It was an ordinary day for Ross Macfarlane back in August. He and his colleague were enjoying the return car ride to their Welland law firm after having lunch.
Suddenly, Ross, a passenger in the car, began experiencing vision problems.
He pulled out his phone to Google the symptoms, but he couldn’t see what was on the screen.
"I had no vision at all in my right side in both eyes," he recalls.
He feared he could be having a stroke.
Just a few minutes away from Niagara Health’s Welland Site, Ross asked his colleague to take him to the Emergency Department there. The healthcare team in Welland quickly assessed him and determined he needed to be taken by ambulance to Niagara Health’s District Stroke Centre at the Greater Niagara General (GNG) Site in Niagara Falls.
When he arrived at GNG, he was met by a neurologist and nurse practitioner from the Stroke Care team and immediately received a CT scan. The scan showed Ross was suffering an ischemic stroke, meaning a blood clot was blocking blood flow to his brain.
Ross was given the clot-busting drug tPA, which can break up the blot clot and return blood flow to the affected area of the brain.
After receiving the treatment, Ross was taken to the Intensive Care Unit and his vision eventually began to improve. He was home the following evening, where he spent time recovering.

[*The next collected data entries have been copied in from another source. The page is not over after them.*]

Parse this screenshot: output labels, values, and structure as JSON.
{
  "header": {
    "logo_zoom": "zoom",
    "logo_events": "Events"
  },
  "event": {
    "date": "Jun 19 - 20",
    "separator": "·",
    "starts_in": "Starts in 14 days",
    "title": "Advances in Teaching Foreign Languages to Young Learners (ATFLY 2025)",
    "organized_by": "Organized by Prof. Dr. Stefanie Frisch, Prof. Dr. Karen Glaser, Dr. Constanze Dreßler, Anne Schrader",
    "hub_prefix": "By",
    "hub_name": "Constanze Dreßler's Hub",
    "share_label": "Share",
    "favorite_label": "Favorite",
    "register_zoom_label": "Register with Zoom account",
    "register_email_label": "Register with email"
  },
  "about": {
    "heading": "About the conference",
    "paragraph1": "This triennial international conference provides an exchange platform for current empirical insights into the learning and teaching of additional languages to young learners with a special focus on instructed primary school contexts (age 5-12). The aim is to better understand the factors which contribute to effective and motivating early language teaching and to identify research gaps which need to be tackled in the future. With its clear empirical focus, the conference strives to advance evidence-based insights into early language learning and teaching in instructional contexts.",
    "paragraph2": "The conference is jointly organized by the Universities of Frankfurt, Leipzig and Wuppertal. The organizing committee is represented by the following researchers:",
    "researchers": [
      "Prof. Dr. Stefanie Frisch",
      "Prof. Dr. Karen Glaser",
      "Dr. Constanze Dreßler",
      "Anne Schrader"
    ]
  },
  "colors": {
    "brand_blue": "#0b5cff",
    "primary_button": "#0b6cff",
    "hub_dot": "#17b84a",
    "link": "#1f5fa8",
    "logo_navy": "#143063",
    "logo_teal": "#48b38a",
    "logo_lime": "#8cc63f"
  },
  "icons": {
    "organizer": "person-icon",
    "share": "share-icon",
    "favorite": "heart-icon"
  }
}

Back to work, Ross is sharing his story to mark World Stroke Day (Tuesday, Oct. 29) and to encourage others to seek immediate medical help when experiencing signs of a stroke.
The 52-year-old knows his decision to act quickly likely meant he did not have more lasting effects from the stroke.
"I’m fortunate to have had the care that I had," he said, referring to the Niagara EMS paramedics and Niagara Health teams in Welland and Niagara Falls. "I’m fortunate I took the steps to get to the hospital as quickly as I did, recognizing what it might be. The support I received from the health system, from my family and friends has been really overwhelming."
TIME IS OF THE ESSENCE
Someone has a stroke every 10 minutes in Canada.
Time is of the essence when treating a person suffering a stroke.
Stroke symptoms usually appear suddenly and include loss of strength or numbness in the face, arm or leg, difficulty speaking, vision problems, severe and unusual headache and loss of balance.
Leanne Hammond, Niagara Health’s District Stroke Centre Co-ordinator, said it’s vital that people call 911 immediately if they experience signs and symptoms of stroke, something Ross says he now realizes he should have done in his situation.
"Thanks to initiatives like the FAST acronym, we have seen an increase in awareness of symptoms and what to do if a patient is experiencing a stroke," Leanne said. "The ability to recognize the FAST signs of stroke and calling 9-1-1 allows early access to an expert stroke team that ensures early diagnosis and treatment of stroke."
The FAST acronym is an easy way to remember the five signs of stroke: Face: Is it drooping? Arms: Can you raise both? Speech: Is it slurred or jumbled? Time: To call 911 right away.
Last year on World Stroke Day, Niagara Health and Niagara EMS teamed up to increase awareness by placing FAST decals on the side of ambulances in Niagara.
ACCOLADES FOR NIAGARA HEALTH
According to the Central South Regional Stroke Network, the Niagara District Stroke Centre has one of Central South and the province’s top rating for “time to first visit” following stroke symptoms. This is due, in part, to the Stroke Rapid Referral Clinic’s six-days-a-week operation.